Interestingly, BIRC5 (survivin), a negative prognostic factor for breast cancer [38], was found to be one of the downstream targets of Pokemon. Therefore, transfection experiments were performed to determine the role of Pokemon in inducing the expression of survivin. MCF-7 cells were transfected with Pokemon expression vector to increase the level of Pokemon, while MDA-MD-231 cells were transfected with Pokemon siRNA to knock down its expression. As shown in Figure 2D(I), three different siRNA targeting 426 to 444 bp, 476 to 494 bp and 624 to 642 bp of Pokemon mRNA successfully knocked down its expression and in turn led to a decrease of survivin, proving the cDNA microarray data. A time-course study showed that significant silencing of Pokemon by siRNA was observed at 48 hours after transfection. Interestingly, Pokemon silencing in MDA-MD-231 led to upregulation of p14ARF, but had no effect on Bcl-2 expression. In addition, transient expression of Pokemon in MCF-7 cells induced survivin upregulation in a parallel manner to Pokemon levels (Figure 2D(II)), supporting the cDNA microarray data from stable clones. Taken together, these results suggest that Pokemon indeed induces survivin expression.

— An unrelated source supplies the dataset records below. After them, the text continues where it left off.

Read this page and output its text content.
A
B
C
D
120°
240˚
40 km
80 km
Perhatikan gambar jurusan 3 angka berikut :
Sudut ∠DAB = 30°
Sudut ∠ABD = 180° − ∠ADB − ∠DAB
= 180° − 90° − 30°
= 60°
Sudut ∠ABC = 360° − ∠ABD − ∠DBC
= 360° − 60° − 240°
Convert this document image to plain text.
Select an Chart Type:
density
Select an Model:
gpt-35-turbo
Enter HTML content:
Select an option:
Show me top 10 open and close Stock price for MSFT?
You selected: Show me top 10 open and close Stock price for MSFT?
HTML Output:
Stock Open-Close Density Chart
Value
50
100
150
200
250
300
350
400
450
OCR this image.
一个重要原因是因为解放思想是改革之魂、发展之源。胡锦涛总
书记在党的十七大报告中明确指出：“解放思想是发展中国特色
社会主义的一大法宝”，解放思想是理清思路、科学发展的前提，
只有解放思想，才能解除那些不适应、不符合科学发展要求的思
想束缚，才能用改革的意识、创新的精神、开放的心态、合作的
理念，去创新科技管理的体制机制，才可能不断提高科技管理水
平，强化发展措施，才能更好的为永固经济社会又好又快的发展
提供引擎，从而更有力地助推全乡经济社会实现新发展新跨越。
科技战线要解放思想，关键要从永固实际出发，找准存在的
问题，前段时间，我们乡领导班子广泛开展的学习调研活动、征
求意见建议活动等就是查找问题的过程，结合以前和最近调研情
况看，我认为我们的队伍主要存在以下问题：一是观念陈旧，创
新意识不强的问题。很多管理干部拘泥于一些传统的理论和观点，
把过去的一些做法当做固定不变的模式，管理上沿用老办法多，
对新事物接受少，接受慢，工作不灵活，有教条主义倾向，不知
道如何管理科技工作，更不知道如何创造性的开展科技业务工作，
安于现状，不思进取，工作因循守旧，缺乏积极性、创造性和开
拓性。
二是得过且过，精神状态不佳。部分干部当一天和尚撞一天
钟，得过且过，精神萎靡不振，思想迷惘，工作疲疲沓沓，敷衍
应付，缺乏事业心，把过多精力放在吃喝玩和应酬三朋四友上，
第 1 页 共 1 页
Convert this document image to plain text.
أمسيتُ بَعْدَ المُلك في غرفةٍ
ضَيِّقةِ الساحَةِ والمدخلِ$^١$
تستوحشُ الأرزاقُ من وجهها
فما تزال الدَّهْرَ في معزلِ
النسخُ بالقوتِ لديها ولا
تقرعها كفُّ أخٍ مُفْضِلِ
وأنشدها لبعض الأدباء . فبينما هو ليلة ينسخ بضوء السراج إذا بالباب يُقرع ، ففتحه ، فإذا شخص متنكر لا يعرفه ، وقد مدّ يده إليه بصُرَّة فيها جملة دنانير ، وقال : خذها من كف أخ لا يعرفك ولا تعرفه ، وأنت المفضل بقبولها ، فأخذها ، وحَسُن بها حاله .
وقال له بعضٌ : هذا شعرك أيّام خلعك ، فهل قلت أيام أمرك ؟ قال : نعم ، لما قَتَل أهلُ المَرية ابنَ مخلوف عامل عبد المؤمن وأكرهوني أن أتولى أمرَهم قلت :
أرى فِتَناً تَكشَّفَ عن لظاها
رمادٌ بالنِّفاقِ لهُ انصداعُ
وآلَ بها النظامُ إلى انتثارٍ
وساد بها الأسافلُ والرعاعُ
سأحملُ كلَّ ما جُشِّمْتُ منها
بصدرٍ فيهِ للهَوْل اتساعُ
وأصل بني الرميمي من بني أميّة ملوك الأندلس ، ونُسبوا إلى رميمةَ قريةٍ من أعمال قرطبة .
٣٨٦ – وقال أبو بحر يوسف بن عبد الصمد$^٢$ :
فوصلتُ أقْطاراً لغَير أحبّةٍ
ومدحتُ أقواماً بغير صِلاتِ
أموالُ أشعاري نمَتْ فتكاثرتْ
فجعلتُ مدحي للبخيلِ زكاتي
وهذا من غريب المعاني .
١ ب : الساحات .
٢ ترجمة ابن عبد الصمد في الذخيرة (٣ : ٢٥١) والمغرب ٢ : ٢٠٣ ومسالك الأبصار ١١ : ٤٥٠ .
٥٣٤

To confirm that the induction of survivin by Pokemon indeed occurs in breast cancer, adjacent tissue microarrays containing 50 breast cancer tissue samples and matching adjacent normal breast tissue samples were subjected to immunohistological analysis of Pokemon and survivin expression. As shown in Figure 3, the levels of survivin and Pokemon expression were found to be highly correlated (r = 0.6799, P < 0.0001). In normal breast tissues, the expression levels of both Pokemon and survivin were low (data not shown).

We further explored the mechanism by which Pokemon regulates the expression of survivin. The promoter region of survivin, containing 2,080 bp upstream of the transcription start site, was cloned and used to drive the expression of luciferase reporter in MCF-7 and MDA-MB-231 breast cancer cells. Progressive deletions of the 5' end of the survivin promoter revealed that the -441-bp fragment possesses full promoter activity (Figure 4A). Promoter motif analyses recognized two GT boxes (GGGTG), located at -231 to -227 bp and -95 to -91 bp, which are potential binding sites of Pokemon. Therefore, this promoter fragment was used to investigate the regulatory role of Pokemon on its activity. As shown in Figure 4B, cotransfection of PCDNA3.1(+)/Pokemon greatly increased the activity of -pluc-441 in both MCF-7 and MDA-MB-231 cells, while the delivery of Pokemon siRNA significantly reduced its basal activity, suggesting Pokemon as a positive regulator of survivin promoter. Furthermore, replacing GGGTG with AAAAA in these two GT boxes of pluc-441 (luciferase plasmid at -441 bp) abrogated the promoter's responsiveness to Pokemon in both MCF-7 and MDA-MB-231 cells (Figure 4B), and interaction between Pokemon and survivin promoter was further confirmed by ChIP assay. As shown in Figure 4C, survivin promoter fragment was amplified by polymerase chain reaction assay from chromatin precipitated by an anti-Pokemon antibody, but not by nonspecific immunoglobulin G. These data suggest that Pokemon upregulates survivin expression through direct binding to the GT boxes in its promoter.